従業員が退職時の有給買取を拒否された際の対処法
従業員が退職時の有給買取を拒否された際の対処法は、下記の通りです。
- 退職日を有給消化後とする
- 退職に応じない
次項で、それぞれの対処法について詳しく解説します。
退職日を有給消化後とする
会社が有給買取を拒否した場合は、退職日を有給休暇の消化後に変更する旨を会社に伝えましょう。
有給休暇は労働者の権利であり、会社は原則として有給休暇の取得を拒否することはできません。
具体的には、退職日までの期間に未消化の有給休暇日数を含める形で退職日を調整すれば、実質的に有給休暇を消化できます。
たとえば、退職日まで残り10日間の有給休暇がある場合、退職日を10日後に変更すれば、給与を受け取りながら休暇を取得できます。
退職に応じない
会社から退職勧奨を受けており、有給買取を拒否された場合、従業員は退職に応じないという選択肢を取ることも可能です。
退職勧奨は、会社から従業員に対して退職を促す行為であり、法的な強制力はありません。
したがって、従業員は退職勧奨に応じるかどうかを自由に選択できます。
もし、会社側が強引に退職を迫るような場合は、労働基準監督署などへの相談も検討しましょう。
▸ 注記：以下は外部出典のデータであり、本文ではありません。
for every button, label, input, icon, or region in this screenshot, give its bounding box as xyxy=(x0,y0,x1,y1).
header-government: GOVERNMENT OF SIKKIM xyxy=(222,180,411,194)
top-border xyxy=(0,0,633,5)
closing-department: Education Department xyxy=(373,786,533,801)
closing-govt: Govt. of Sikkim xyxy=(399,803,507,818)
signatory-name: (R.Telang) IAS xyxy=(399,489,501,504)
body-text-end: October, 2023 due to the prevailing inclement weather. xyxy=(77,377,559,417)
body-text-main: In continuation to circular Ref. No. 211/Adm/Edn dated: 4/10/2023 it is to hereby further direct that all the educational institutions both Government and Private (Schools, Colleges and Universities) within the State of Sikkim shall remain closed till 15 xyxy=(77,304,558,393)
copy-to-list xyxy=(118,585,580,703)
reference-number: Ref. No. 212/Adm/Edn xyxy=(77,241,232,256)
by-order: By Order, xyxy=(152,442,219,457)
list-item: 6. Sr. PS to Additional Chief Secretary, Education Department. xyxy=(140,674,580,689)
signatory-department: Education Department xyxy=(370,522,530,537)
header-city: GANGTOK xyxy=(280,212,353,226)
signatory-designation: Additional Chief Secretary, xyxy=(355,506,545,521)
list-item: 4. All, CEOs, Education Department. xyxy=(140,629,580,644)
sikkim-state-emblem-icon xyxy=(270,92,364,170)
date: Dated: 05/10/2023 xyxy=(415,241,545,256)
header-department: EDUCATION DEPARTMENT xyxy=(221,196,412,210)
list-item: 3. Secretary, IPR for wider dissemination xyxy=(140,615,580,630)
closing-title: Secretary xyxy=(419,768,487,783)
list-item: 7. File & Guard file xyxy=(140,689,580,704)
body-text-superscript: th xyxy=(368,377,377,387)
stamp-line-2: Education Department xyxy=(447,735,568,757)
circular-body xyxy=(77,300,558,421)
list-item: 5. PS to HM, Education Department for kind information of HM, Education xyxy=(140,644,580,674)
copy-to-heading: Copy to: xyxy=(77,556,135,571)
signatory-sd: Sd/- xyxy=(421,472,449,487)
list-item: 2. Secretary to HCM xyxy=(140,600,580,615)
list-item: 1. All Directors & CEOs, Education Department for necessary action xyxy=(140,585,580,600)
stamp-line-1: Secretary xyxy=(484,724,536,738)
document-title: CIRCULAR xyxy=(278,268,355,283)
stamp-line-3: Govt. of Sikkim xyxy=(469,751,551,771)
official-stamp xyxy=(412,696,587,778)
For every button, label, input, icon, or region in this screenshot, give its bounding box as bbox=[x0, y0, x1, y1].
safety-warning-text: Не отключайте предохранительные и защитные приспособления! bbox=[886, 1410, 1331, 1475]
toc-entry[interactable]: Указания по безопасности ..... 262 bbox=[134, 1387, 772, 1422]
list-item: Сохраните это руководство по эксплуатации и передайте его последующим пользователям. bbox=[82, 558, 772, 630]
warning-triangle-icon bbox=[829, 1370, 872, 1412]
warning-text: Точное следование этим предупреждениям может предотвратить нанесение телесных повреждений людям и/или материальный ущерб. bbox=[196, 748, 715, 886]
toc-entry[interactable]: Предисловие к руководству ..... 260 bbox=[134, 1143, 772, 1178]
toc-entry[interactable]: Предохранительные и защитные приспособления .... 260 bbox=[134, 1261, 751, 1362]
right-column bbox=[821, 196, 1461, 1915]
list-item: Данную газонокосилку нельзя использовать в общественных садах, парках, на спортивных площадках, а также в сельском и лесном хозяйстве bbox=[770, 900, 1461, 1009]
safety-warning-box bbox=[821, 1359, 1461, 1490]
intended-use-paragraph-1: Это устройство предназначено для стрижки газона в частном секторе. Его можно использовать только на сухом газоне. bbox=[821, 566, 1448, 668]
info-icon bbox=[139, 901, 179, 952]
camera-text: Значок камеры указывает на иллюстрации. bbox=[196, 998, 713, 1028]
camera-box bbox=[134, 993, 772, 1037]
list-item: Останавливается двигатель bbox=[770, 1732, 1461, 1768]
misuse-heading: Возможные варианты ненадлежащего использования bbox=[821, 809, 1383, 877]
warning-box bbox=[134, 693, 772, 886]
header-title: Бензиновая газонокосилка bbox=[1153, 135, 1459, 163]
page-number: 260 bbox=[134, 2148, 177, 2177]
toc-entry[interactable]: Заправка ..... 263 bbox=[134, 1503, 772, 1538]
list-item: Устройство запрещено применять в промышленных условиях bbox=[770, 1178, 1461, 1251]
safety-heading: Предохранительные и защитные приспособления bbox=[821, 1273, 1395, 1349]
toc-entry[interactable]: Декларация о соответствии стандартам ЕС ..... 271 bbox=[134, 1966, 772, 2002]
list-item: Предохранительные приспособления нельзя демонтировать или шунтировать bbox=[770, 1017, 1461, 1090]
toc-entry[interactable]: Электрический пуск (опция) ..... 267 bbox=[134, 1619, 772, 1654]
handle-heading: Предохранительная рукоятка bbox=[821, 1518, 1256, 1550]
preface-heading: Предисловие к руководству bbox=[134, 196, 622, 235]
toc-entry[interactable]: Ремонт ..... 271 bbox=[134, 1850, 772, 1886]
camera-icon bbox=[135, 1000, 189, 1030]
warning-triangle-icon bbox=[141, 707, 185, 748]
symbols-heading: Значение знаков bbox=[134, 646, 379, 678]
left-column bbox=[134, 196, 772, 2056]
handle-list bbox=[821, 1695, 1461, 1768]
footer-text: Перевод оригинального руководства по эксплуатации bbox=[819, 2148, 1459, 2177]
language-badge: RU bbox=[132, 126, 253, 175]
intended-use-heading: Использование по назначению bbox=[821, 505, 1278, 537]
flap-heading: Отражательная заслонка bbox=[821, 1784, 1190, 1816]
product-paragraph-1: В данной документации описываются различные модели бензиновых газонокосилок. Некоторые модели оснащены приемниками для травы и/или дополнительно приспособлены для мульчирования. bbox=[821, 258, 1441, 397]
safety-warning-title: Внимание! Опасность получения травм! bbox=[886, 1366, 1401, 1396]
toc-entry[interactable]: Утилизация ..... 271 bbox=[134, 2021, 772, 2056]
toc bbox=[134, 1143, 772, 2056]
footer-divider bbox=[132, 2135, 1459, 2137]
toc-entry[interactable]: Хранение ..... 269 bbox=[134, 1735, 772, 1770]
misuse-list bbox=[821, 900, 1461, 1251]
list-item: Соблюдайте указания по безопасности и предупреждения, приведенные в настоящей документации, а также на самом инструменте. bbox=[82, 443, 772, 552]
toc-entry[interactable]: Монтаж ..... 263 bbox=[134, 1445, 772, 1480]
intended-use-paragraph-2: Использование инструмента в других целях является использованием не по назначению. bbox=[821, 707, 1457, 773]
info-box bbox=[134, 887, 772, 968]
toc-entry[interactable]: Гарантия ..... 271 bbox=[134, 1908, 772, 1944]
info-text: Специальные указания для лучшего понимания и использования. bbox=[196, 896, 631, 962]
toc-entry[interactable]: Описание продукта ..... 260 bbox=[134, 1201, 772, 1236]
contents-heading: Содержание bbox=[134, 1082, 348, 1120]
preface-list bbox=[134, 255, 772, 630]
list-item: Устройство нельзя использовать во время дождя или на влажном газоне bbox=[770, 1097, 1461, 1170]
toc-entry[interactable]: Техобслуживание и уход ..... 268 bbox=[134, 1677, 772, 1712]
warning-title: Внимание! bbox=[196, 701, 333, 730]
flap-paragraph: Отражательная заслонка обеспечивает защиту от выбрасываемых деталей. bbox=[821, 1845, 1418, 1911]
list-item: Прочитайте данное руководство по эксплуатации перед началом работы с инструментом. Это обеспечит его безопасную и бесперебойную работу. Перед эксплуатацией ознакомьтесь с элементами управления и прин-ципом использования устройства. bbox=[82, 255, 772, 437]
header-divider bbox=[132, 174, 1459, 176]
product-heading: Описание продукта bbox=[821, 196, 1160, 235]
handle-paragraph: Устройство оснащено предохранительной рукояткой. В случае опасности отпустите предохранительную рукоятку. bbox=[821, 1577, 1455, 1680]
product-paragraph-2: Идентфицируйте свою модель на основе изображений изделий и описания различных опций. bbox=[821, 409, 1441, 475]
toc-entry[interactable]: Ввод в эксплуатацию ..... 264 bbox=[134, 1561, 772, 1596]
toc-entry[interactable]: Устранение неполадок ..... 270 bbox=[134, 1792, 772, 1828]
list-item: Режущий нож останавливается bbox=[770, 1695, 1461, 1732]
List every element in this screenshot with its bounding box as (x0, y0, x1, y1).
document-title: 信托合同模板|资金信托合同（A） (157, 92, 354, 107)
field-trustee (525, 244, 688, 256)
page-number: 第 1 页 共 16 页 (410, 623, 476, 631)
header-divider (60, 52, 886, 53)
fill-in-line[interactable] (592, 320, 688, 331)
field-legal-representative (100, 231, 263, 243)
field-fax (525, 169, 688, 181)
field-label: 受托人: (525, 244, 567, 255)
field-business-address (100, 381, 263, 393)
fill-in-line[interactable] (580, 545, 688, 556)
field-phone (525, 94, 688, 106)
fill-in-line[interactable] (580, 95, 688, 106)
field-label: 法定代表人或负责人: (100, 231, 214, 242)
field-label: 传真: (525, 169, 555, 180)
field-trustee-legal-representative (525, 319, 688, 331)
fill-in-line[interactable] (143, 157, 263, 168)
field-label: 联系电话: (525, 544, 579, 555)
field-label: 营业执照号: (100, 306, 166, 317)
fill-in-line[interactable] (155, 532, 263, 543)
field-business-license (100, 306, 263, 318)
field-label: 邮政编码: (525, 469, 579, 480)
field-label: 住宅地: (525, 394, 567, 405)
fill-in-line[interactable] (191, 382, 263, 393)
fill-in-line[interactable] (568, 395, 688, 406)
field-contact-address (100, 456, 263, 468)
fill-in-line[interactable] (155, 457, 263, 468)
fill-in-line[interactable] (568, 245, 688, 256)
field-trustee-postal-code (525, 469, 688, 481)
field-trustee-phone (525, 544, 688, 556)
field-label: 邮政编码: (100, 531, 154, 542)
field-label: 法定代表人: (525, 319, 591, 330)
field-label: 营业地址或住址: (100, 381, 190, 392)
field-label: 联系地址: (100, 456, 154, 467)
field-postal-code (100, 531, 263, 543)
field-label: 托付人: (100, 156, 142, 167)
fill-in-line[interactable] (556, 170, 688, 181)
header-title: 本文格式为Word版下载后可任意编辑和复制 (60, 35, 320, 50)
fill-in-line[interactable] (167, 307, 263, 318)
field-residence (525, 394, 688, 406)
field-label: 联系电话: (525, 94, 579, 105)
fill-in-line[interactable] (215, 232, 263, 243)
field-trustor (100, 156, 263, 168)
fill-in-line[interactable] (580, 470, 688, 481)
有給休暇の買取を拒否されたことと併せて、不当な扱いを受けている可能性がある場合は、専門機関に相談すれば、適切なアドバイスや支援を受けられます。
退職時の有給買取を正しく理解し、適切な選択をしよう!
退職時の有給買取は、従業員と企業双方にとって重要な問題です。
企業側としては、労働基準法に則り、従業員の権利を尊重しつつ、円滑な退職手続きを進める必要があります。
本記事では、退職時の有給買取に関する法的な側面、検討すべきケース、計算方法などを解説しました。
これらの情報を踏まえ、企業は有給買取に関する社内規定を明確化し、従業員への周知徹底を行いましょう。
また、個々の状況に応じて、従業員と十分にコミュニケーションを取り、双方にとって納得のいく形で柔軟に退職手続きを進めましょう。
とはいえ、有給買取は例外的な措置であるため、基本的には有給消化を推奨する姿勢が大切です。
※ 掲載している情報は記事更新時点のものです。